One of the wonderful elements of the book are the carefully constructed biographies of the key dancers, mostly the principals, with attention paid to both why, and how, they ended up in Boston. In an embarrassing section, the writer also points out that few local dancers from the company’s own school make it to the company under Nissinen. She also points out the success of Damian Woetzel, a dancer who rose to principal at NYCB and is now in demand as both teacher and commentator. (I have watched Damian grow from an energetic teen, through International Ballet competitions to the top danseur at NYCB. There’s a whole book there, too, though he will likely write it himself.)

While Christine Temin’s narrative is tightly woven and detailed, it is the photographs of Wally Gilbert that bring the people themselves to vibrant life. None are studio portraits or posed, but rather live action candids of the endless hours dancers spend in the studio before dress rehearsals and performances. As Temin talks about the enormous physical demands on a dancer, she also reveals that they must – at the same time – make it look absolutely effortless.

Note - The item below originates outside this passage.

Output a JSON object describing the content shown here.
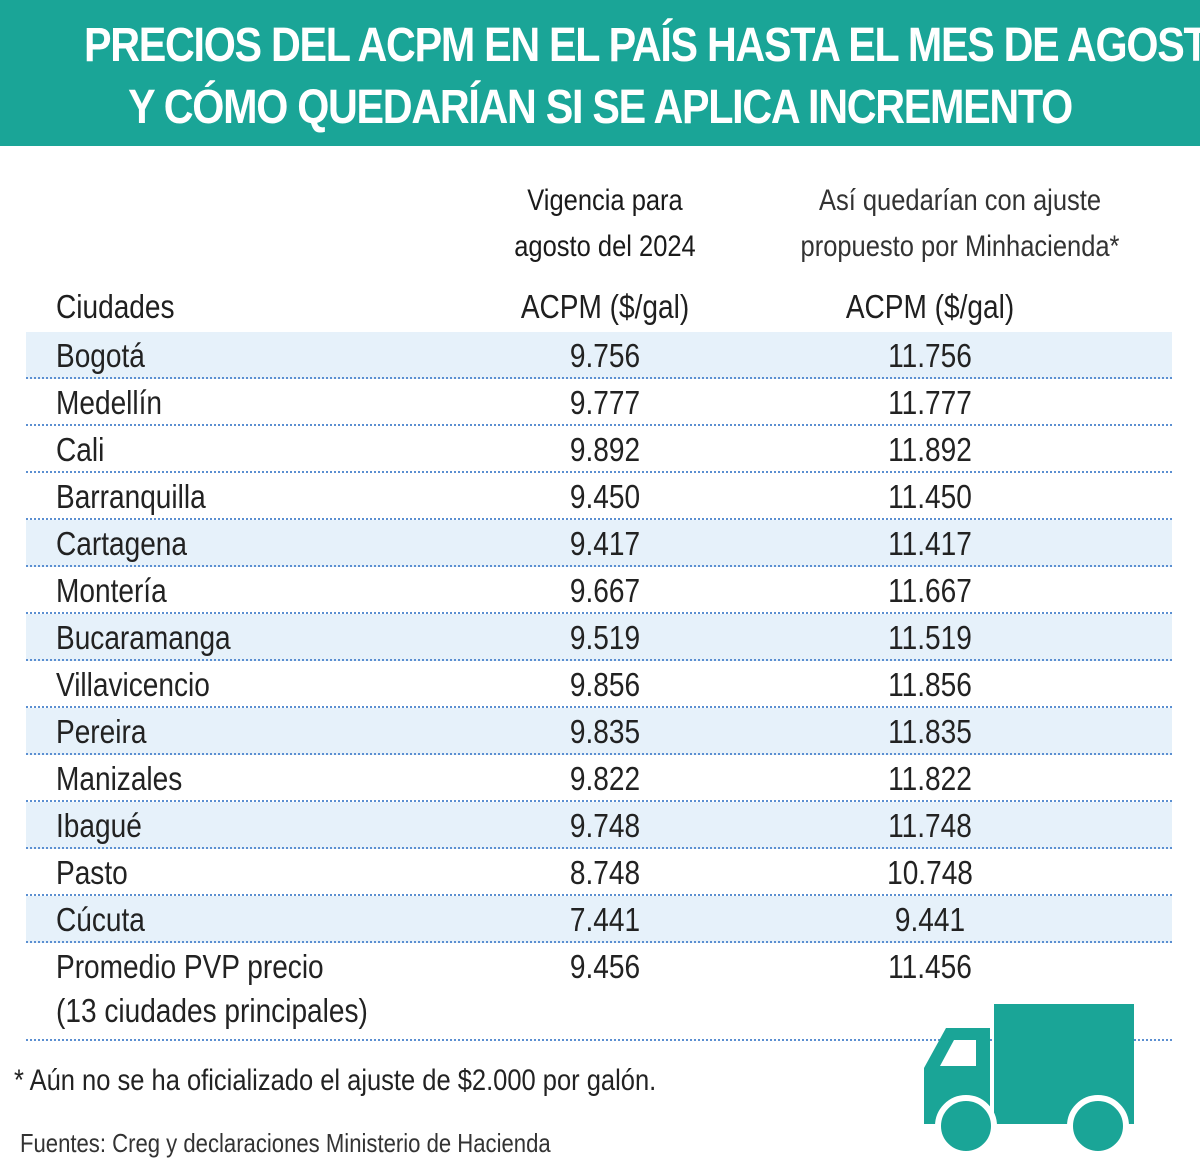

Gilbert’s photographs reveal both sides of the equation, while also showing a bit of the physical therapy and production details not normally seen.

The only letdown in the book was the narrow timeframe it covered. While the succession of the artistic directors and history are given, they are recitations rather than revealing. It would take a diligent reporter many years to accomplish the task of a complete history of the company. Yet someone should undertake such an effort, there are many more stories to be told, some even more interesting than those that this book relates. I look at this book as just the appetizer, with the main course still to come. But time is short, and those that were there at the beginning are growing fewer as time goes on, and those that worked with founder E. Virginia Williams all have grey hair now, if we are lucky enough to have any hair left at all.

Behind the Scenes at Boston Ballet by Christine Temin with Photos by Wally Gilbert. 2009. University Press of Florida.